Except for cysteine and genes involved in biosynthesis of the amino acid precursors isocitrate and a-ketoglutarate, GCN4 induced genes in each amino acid biosynthetic pathway. Unexpectedly, GCN4 also induced vitamin biosynthetic genes, possibly to supply cofactors for amino acid biosynthesis. GCN4 activated peroxisomal genes and mitochondrial transporter proteins, likely reflecting the occurrence of certain amino acid biosynthetic steps in these organelles. Furthermore, GCN4 induced autophagy genes and amino acid transporters, presumably to boost the amino acid supply by nonbiosynthetic routes, and certain aminoacyl-tRNA synthetases, in keeping with the idea that charged tRNAs are major end products of GCN4 activation (Natarajan et al., 2001).

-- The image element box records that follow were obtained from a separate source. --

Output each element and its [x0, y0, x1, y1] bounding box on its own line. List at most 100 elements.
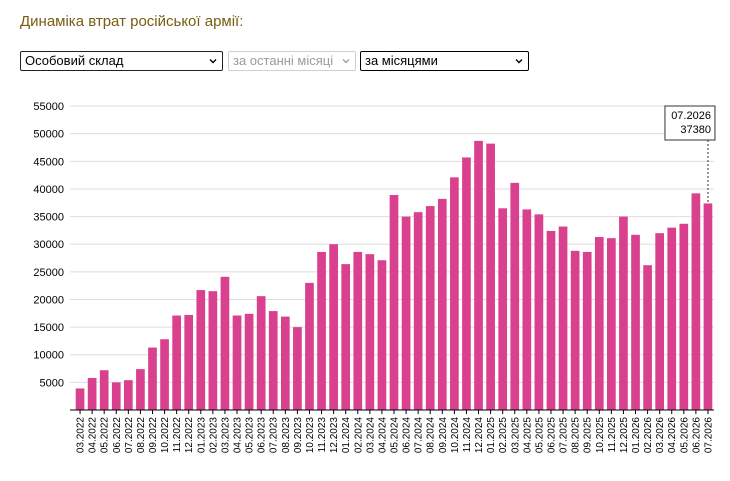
x-tick-label: 06.2023 — [257, 417, 268, 454]
bar[interactable] — [317, 251, 326, 410]
x-tick-label: 09.2025 — [583, 417, 594, 454]
tooltip-label: 07.2026 — [671, 110, 711, 122]
bar[interactable] — [643, 265, 652, 410]
x-tick-label: 04.2022 — [88, 417, 99, 454]
bar[interactable] — [425, 206, 435, 410]
chevron-down-icon — [209, 59, 217, 64]
bar[interactable] — [136, 369, 145, 410]
bar[interactable] — [353, 251, 363, 410]
bar[interactable] — [268, 311, 278, 410]
x-tick-label: 09.2024 — [438, 417, 449, 454]
x-tick-label: 01.2026 — [631, 417, 642, 454]
bar[interactable] — [377, 260, 387, 410]
x-tick-label: 10.2022 — [160, 417, 171, 454]
x-tick-label: 03.2025 — [510, 417, 521, 454]
x-tick-label: 05.2025 — [534, 417, 545, 454]
bar[interactable] — [474, 140, 483, 411]
x-tick-label: 07.2023 — [269, 417, 280, 454]
x-tick-label: 11.2023 — [317, 417, 328, 453]
bar[interactable] — [691, 193, 701, 410]
bar[interactable] — [329, 244, 338, 410]
bar[interactable] — [450, 177, 459, 410]
bar[interactable] — [679, 223, 689, 410]
x-tick-label: 07.2025 — [559, 417, 570, 454]
page-title: Динаміка втрат російської армії: — [20, 13, 244, 30]
x-tick-label: 12.2025 — [619, 417, 630, 454]
bar[interactable] — [389, 195, 399, 410]
bar[interactable] — [401, 216, 411, 410]
bar[interactable] — [667, 227, 677, 410]
x-tick-label: 02.2025 — [498, 417, 509, 454]
bar[interactable] — [172, 315, 181, 411]
bar[interactable] — [522, 209, 532, 410]
bar[interactable] — [123, 380, 133, 410]
bar[interactable] — [293, 327, 302, 410]
bar[interactable] — [365, 254, 375, 410]
bar[interactable] — [703, 203, 713, 410]
tooltip-box — [664, 105, 716, 141]
x-tick-label: 05.2023 — [245, 417, 256, 454]
bar[interactable] — [184, 314, 194, 410]
x-tick-label: 01.2025 — [486, 417, 497, 454]
bar[interactable] — [341, 264, 351, 410]
x-tick-label: 06.2026 — [691, 417, 702, 454]
bar[interactable] — [582, 251, 592, 410]
bar[interactable] — [534, 214, 544, 410]
bar[interactable] — [655, 233, 665, 410]
bar[interactable] — [486, 143, 495, 410]
bar[interactable] — [546, 230, 556, 410]
bar[interactable] — [196, 290, 206, 410]
x-tick-label: 08.2025 — [571, 417, 582, 454]
bar[interactable] — [244, 313, 254, 410]
bar[interactable] — [75, 388, 85, 410]
chevron-down-icon — [515, 59, 523, 64]
bar[interactable] — [305, 282, 314, 410]
bar[interactable] — [510, 182, 520, 410]
bar[interactable] — [498, 208, 508, 410]
bar[interactable] — [111, 382, 121, 410]
bar[interactable] — [607, 238, 616, 410]
period-select[interactable]: за останні місяці — [228, 51, 356, 71]
x-tick-label: 12.2022 — [184, 417, 195, 454]
x-tick-label: 04.2024 — [377, 417, 388, 454]
bar[interactable] — [570, 250, 580, 410]
tooltip-value: 37380 — [680, 124, 711, 136]
x-tick-label: 10.2024 — [450, 417, 461, 454]
bar[interactable] — [256, 296, 266, 410]
x-tick-label: 04.2023 — [233, 417, 244, 454]
x-tick-label: 09.2023 — [293, 417, 304, 454]
chevron-down-icon — [342, 59, 350, 64]
grouping-select[interactable]: за місяцями — [360, 51, 529, 71]
x-tick-label: 08.2024 — [426, 417, 437, 454]
bar[interactable] — [413, 212, 423, 410]
bar[interactable] — [208, 291, 218, 410]
bar[interactable] — [160, 339, 169, 410]
bar[interactable] — [99, 370, 109, 410]
bar[interactable] — [594, 237, 604, 410]
x-tick-label: 11.2022 — [172, 417, 183, 453]
x-tick-label: 03.2023 — [220, 417, 231, 454]
x-tick-label: 05.2026 — [679, 417, 690, 454]
bar[interactable] — [558, 226, 568, 410]
x-tick-label: 11.2024 — [462, 417, 473, 453]
y-tick-label: 20000 — [33, 294, 64, 306]
y-tick-label: 50000 — [33, 129, 64, 141]
bar[interactable] — [437, 198, 447, 410]
y-tick-label: 40000 — [33, 184, 64, 196]
bar[interactable] — [631, 234, 640, 410]
period-select-value: за останні місяці — [233, 53, 334, 68]
x-tick-label: 02.2024 — [353, 417, 364, 454]
bar[interactable] — [280, 316, 290, 410]
bar[interactable] — [220, 276, 230, 410]
bar[interactable] — [462, 157, 471, 410]
y-tick-label: 45000 — [33, 156, 64, 168]
bar[interactable] — [87, 377, 97, 410]
bar[interactable] — [619, 216, 628, 410]
category-select-value: Особовий склад — [25, 53, 124, 68]
bar[interactable] — [148, 347, 157, 410]
y-tick-label: 55000 — [33, 101, 64, 113]
bar[interactable] — [232, 315, 242, 411]
x-tick-label: 10.2023 — [305, 417, 316, 454]
x-tick-label: 02.2026 — [643, 417, 654, 454]
category-select[interactable]: Особовий склад — [20, 51, 223, 71]
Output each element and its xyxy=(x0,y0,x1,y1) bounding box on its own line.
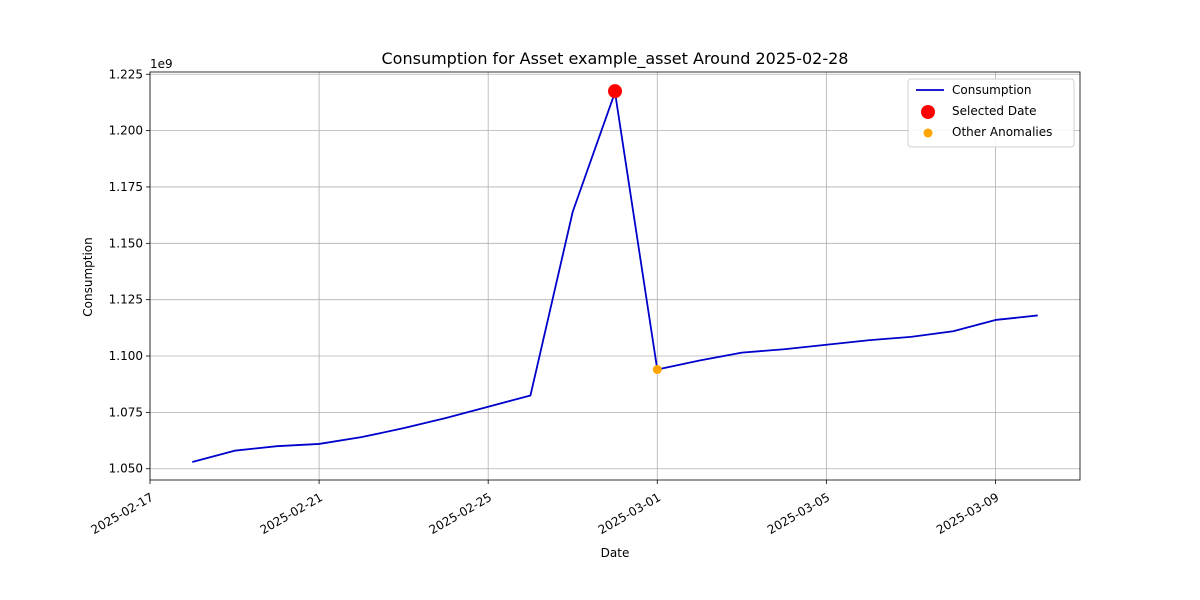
legend: Consumption Selected Date Other Anomalies xyxy=(907,78,1075,148)
x-axis-label: Date xyxy=(601,546,630,560)
chart-title: Consumption for Asset example_asset Arou… xyxy=(382,49,849,69)
legend-label: Consumption xyxy=(952,83,1031,97)
x-tick-label: 2025-02-25 xyxy=(427,490,494,537)
x-tick-label: 2025-02-17 xyxy=(88,490,155,537)
y-tick-label: 1.175 xyxy=(109,180,143,194)
y-tick-label: 1.050 xyxy=(109,462,143,476)
y-axis-offset: 1e9 xyxy=(150,57,173,71)
x-tick-label: 2025-03-01 xyxy=(596,490,663,537)
legend-label: Other Anomalies xyxy=(952,125,1052,139)
y-tick-label: 1.125 xyxy=(109,293,143,307)
legend-anomaly-swatch xyxy=(923,128,933,138)
y-tick-label: 1.150 xyxy=(109,236,143,250)
legend-selected-swatch xyxy=(921,105,935,119)
x-tick-label: 2025-03-05 xyxy=(765,490,832,537)
plot-area: 2025-02-17 2025-02-21 2025-02-25 2025-03-01… xyxy=(88,67,1081,537)
legend-label: Selected Date xyxy=(952,104,1037,118)
x-tick-label: 2025-02-21 xyxy=(258,490,325,537)
y-tick-label: 1.200 xyxy=(109,124,143,138)
y-tick-label: 1.100 xyxy=(109,349,143,363)
selected-date-marker xyxy=(608,84,622,99)
y-axis-label: Consumption xyxy=(81,237,95,316)
x-tick-label: 2025-03-09 xyxy=(934,490,1001,537)
y-tick-label: 1.225 xyxy=(109,67,143,81)
legend-frame xyxy=(907,78,1075,148)
y-tick-label: 1.075 xyxy=(109,405,143,419)
axes-frame xyxy=(149,71,1081,481)
other-anomaly-marker xyxy=(652,365,662,375)
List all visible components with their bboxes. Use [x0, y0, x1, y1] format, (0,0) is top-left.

Genes in the aforementioned categories accounted for only about one-third of the genes most highly induced by GCN4 in starved cells (four-fold or more); thus, GCN4 induced many genes without obvious functions in amino acid biosynthesis, including those encoding glycogen- and trehalose-metabolizing enzymes. Interestingly, GCN4 was required for normal glycogen accumulation in amino acid-starved cells. GCN4 also induced purine biosynthetic genes and genes encoding a variety of transcriptional activators, protein kinases, and protein phosphatases. Thus, GCN4 seems to mobilize numerous regulatory circuits in response to amino acid starvation, perhaps reflecting the fact that GCN4 translation is stimulated by starvation or stress conditions besides amino acid deprivation. Such conditions might include limitation for purines or glucose, high salinity, and treatment with rapamycin (inhibitor of the TOR kinases) or the alkylating agent methyl methanesulfonate (MMS). Some of the GCN4 target genes may be required for survival under other conditions, e.g., purine biosynthetic genes in purine-starved cells. Similarly, GCN4 activates a subset of the genes induced by rapamycin. Thus, general amino acid control is much broader than previously imagined both in the size and scope of the GCN4 transcriptome and the range of stimuli that induce GCN4 and its target genes (Natarajan et al., 2001).